- SANEDI (0.09 MB)
/ MEDIA STATEMENT / This content is not written by Creamer Media, but is a supplied media statement.
The South African National Energy Development Institute (SANEDI) is one of ten global teams awarded a $100 000 grant by the Million Cool Roofs Challenge to deploy solar reflective coating and/or materials between August 2019 and December 2020.
The 1 Million Cool Roofs Challenge is a $2 million global competition to rapidly scale up the deployment of highly solar-reflective ‘cool’ roofs in developing countries suffering heat stress and lacking widespread access to cooling services.
Following the grant awards, $1 million will be awarded in 2021 to the team that has demonstrated the best sustainable and transferable model for rapid deployment of cool roofs and best meets the judging criteria. Materials must also meet minimum performance standards and be applied to roofs of buildings regularly occupied by people.
“Reflective roof surfaces not only have an impact on individual buildings, but deploying them across a whole community can have a net effect on reducing local ambient temperatures. Furthermore, the deployment of reflective materials creates sustainable job and skills opportunities for low skilled workers in both rural and urban contexts,” quotes Denise Lundall, Project Officer Energy Efficiency Cool Surfaces and Communications at SANEDI.
“The uptake and promotion of cool surfaces has been much more vigorous in developed countries than in developing ones,” she continues. “The extraordinarily large cash prizes for the challenge is a strong indication of the conviction the organisers have in cool surfaces to address environmental concerns. The South African government’s championing of cool surfaces technology is competing with other national concerns, limiting the budget investment. This cash prize will allow for substantial progress.”
Cooling 5000+ people
“Cool Roofs is an inexpensive, effective, passive energy, low tech cooling intervention, which allows less heat into the building, making non-air conditioned homes, warehouses and other buildings much cooler. Cooler surface temperatures help the roof and the equipment on it last longer.
“Based on the previous project’s census, the completed project should benefit a conservative estimated of 500 total dwellings and 385 extensions and backyard additions. Each dwelling has approximately six occupants per two bed-roomed structure.
“We estimate that 2 310 people have previously benefited from residential coated dwellings, which excludes the schools, day care centre and municipal offices also coated.

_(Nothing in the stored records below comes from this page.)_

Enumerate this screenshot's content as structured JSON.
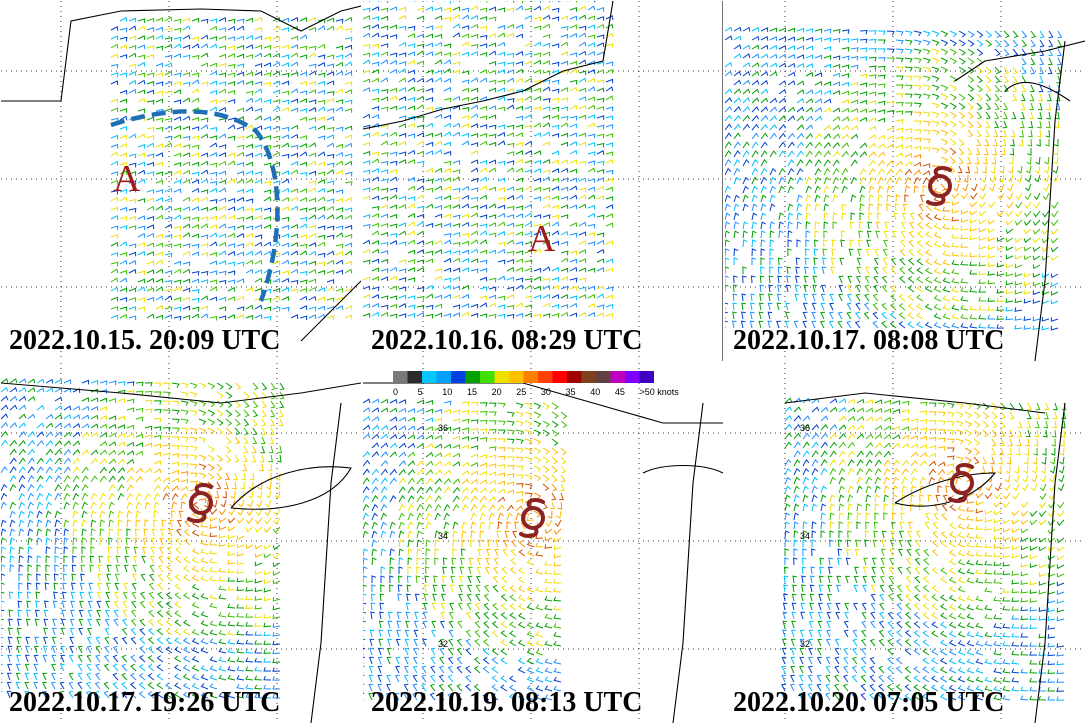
{
  "figure": {
    "panels": [
      {
        "id": "p1",
        "timestamp": "2022.10.15. 20:09 UTC",
        "annotation": "A",
        "has_front_line": true,
        "has_cyclone_symbol": false,
        "lat_labels": []
      },
      {
        "id": "p2",
        "timestamp": "2022.10.16. 08:29 UTC",
        "annotation": "A",
        "has_front_line": false,
        "has_cyclone_symbol": false,
        "lat_labels": []
      },
      {
        "id": "p3",
        "timestamp": "2022.10.17. 08:08 UTC",
        "annotation": "",
        "has_front_line": false,
        "has_cyclone_symbol": true,
        "lat_labels": []
      },
      {
        "id": "p4",
        "timestamp": "2022.10.17. 19:26 UTC",
        "annotation": "",
        "has_front_line": false,
        "has_cyclone_symbol": true,
        "lat_labels": []
      },
      {
        "id": "p5",
        "timestamp": "2022.10.19. 08:13 UTC",
        "annotation": "",
        "has_front_line": false,
        "has_cyclone_symbol": true,
        "lat_labels": [
          "36",
          "34",
          "32"
        ]
      },
      {
        "id": "p6",
        "timestamp": "2022.10.20. 07:05 UTC",
        "annotation": "",
        "has_front_line": false,
        "has_cyclone_symbol": true,
        "lat_labels": [
          "36",
          "34",
          "32"
        ]
      }
    ],
    "legend": {
      "labels": [
        "0",
        "5",
        "10",
        "15",
        "20",
        "25",
        "30",
        "35",
        "40",
        "45",
        ">50 knots"
      ],
      "colors": [
        "#7a7a7a",
        "#2a2a2a",
        "#00c8ff",
        "#00a0ff",
        "#0040e0",
        "#00a000",
        "#40e000",
        "#f0e000",
        "#ffc000",
        "#ff8000",
        "#ff4000",
        "#ff0000",
        "#a00000",
        "#804020",
        "#604040",
        "#c000c0",
        "#8000ff",
        "#4000c0"
      ]
    },
    "colors": {
      "front_line": "#1f6fb5",
      "cyclone": "#8b2323",
      "annotation": "#a11b1b"
    }
  }
}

Occupancy there is not fixed (irregular) but the estimate is that ±1 400 people per month have benefitted, including staff, pupils and public visitors to offices. When one adds in the irregular beneficiaries of 1 913, one comes to 5 223 estimated beneficiaries.
Reducing CO2 emissions
“The cooling effects will vary city by city but studies indicate a cooling potential from 2-4 degrees Celsius. The whitening of 100 m2 of grey roofing cancels the warming effect of 10 tons of CO2 emissions (or 0.6 tons per year for the life of the roof). Globally, this cancels 500 medium sized coal power stations’ worth of greenhouse gas emissions.”

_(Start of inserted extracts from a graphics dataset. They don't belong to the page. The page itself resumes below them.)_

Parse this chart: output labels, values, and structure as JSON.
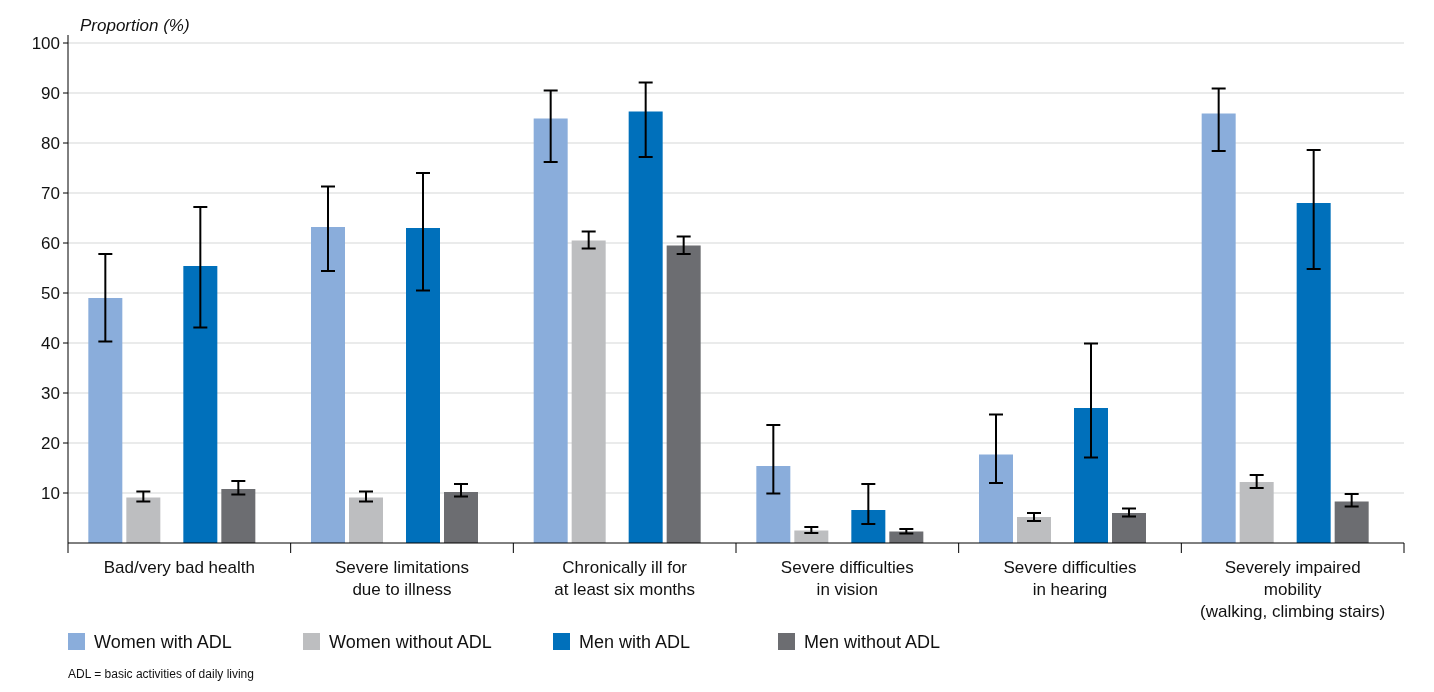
{
  "chart_data": {
    "type": "bar",
    "ylabel": "Proportion (%)",
    "categories": [
      "Bad/very bad health",
      "Severe limitations\ndue to illness",
      "Chronically ill for\nat least six months",
      "Severe difficulties\nin vision",
      "Severe difficulties\nin hearing",
      "Severely impaired\nmobility\n(walking, climbing stairs)"
    ],
    "series": [
      {
        "name": "Women with ADL",
        "color": "#8aaddb",
        "values": [
          49.0,
          63.2,
          84.9,
          15.4,
          17.7,
          85.9
        ],
        "errors": [
          [
            40.3,
            57.8
          ],
          [
            54.4,
            71.3
          ],
          [
            76.2,
            90.5
          ],
          [
            9.9,
            23.6
          ],
          [
            12.0,
            25.7
          ],
          [
            78.4,
            90.9
          ]
        ]
      },
      {
        "name": "Women without ADL",
        "color": "#bdbec0",
        "values": [
          9.1,
          9.1,
          60.5,
          2.5,
          5.2,
          12.2
        ],
        "errors": [
          [
            8.3,
            10.3
          ],
          [
            8.3,
            10.3
          ],
          [
            58.9,
            62.3
          ],
          [
            2.0,
            3.2
          ],
          [
            4.4,
            6.0
          ],
          [
            11.0,
            13.6
          ]
        ]
      },
      {
        "name": "Men with ADL",
        "color": "#0070bb",
        "values": [
          55.4,
          63.0,
          86.3,
          6.6,
          27.0,
          68.0
        ],
        "errors": [
          [
            43.1,
            67.2
          ],
          [
            50.5,
            74.0
          ],
          [
            77.2,
            92.1
          ],
          [
            3.8,
            11.8
          ],
          [
            17.1,
            39.9
          ],
          [
            54.8,
            78.6
          ]
        ]
      },
      {
        "name": "Men without ADL",
        "color": "#6c6d71",
        "values": [
          10.8,
          10.2,
          59.5,
          2.3,
          6.0,
          8.3
        ],
        "errors": [
          [
            9.7,
            12.4
          ],
          [
            9.3,
            11.8
          ],
          [
            57.8,
            61.3
          ],
          [
            1.9,
            2.8
          ],
          [
            5.3,
            6.9
          ],
          [
            7.3,
            9.8
          ]
        ]
      }
    ],
    "ylim": [
      0,
      100
    ],
    "yticks": [
      10,
      20,
      30,
      40,
      50,
      60,
      70,
      80,
      90,
      100
    ],
    "grid": "y",
    "legend": "bottom",
    "annotations": [
      "ADL = basic activities of daily living"
    ]
  }
}
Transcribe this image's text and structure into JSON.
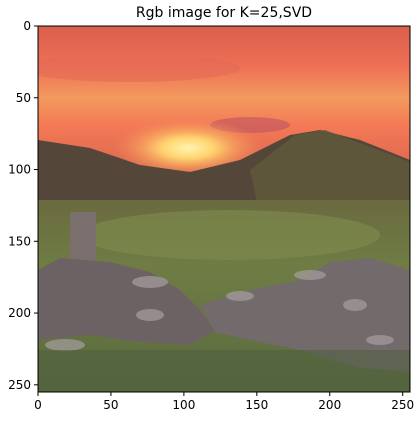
{
  "chart_data": {
    "type": "image",
    "title": "Rgb image for K=25,SVD",
    "xlabel": "",
    "ylabel": "",
    "xlim": [
      0,
      255
    ],
    "ylim": [
      255,
      0
    ],
    "x_ticks": [
      0,
      50,
      100,
      150,
      200,
      250
    ],
    "y_ticks": [
      0,
      50,
      100,
      150,
      200,
      250
    ],
    "grid": false,
    "legend": "none"
  },
  "scene": {
    "description_colors": {
      "sky_top": "#e0674f",
      "sky_mid": "#f0785a",
      "sun_glow": "#ffd277",
      "hills": "#5a4a3a",
      "grass": "#6b7a45",
      "rocks": "#7c7375"
    }
  }
}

“The project will work with local municipality authorities to coat no less than 25 000 m2 of roof area. SANEDI will provide energy efficiency awareness training to the communities for their buy-in. A group of unemployed local residents will be selected, professionally trained and certified, and then employed by the project to apply the specialised coating.

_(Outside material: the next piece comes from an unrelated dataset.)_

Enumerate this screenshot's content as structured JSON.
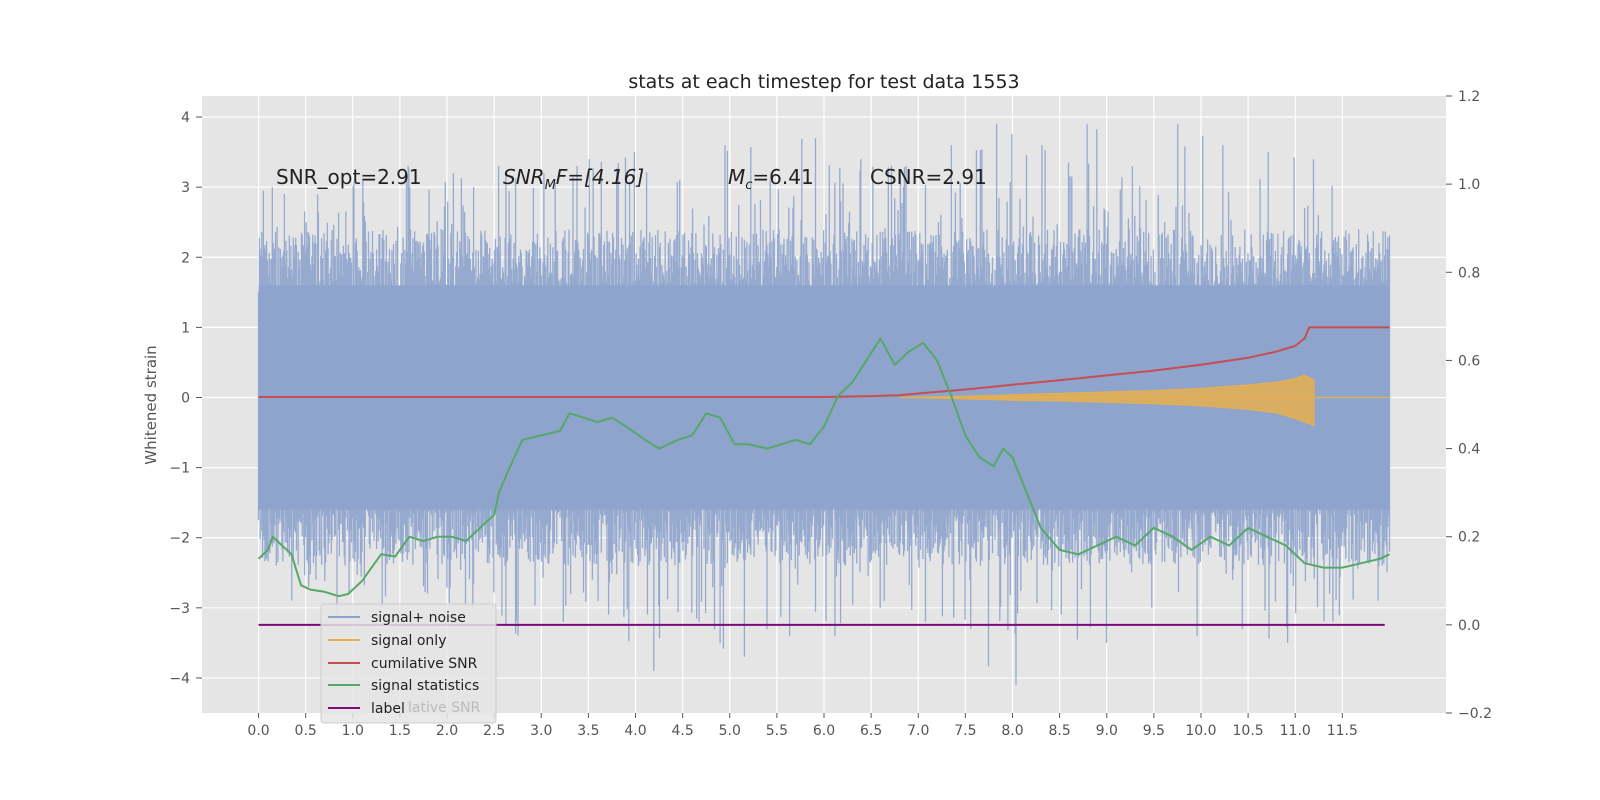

“A professional labour management company shall oversee the application and include a 10-year warranty against labour or product failures through annual inspections. A post-implementation measurement and verification to assess beneficiary satisfaction, technology efficacy and longevity will be conducted. Analysed data will be made available to the public.
“We are immensely proud about being chosen from so many other projects and we will devote our energy to achieving the $1 million award in 2021,” concludes Lundall.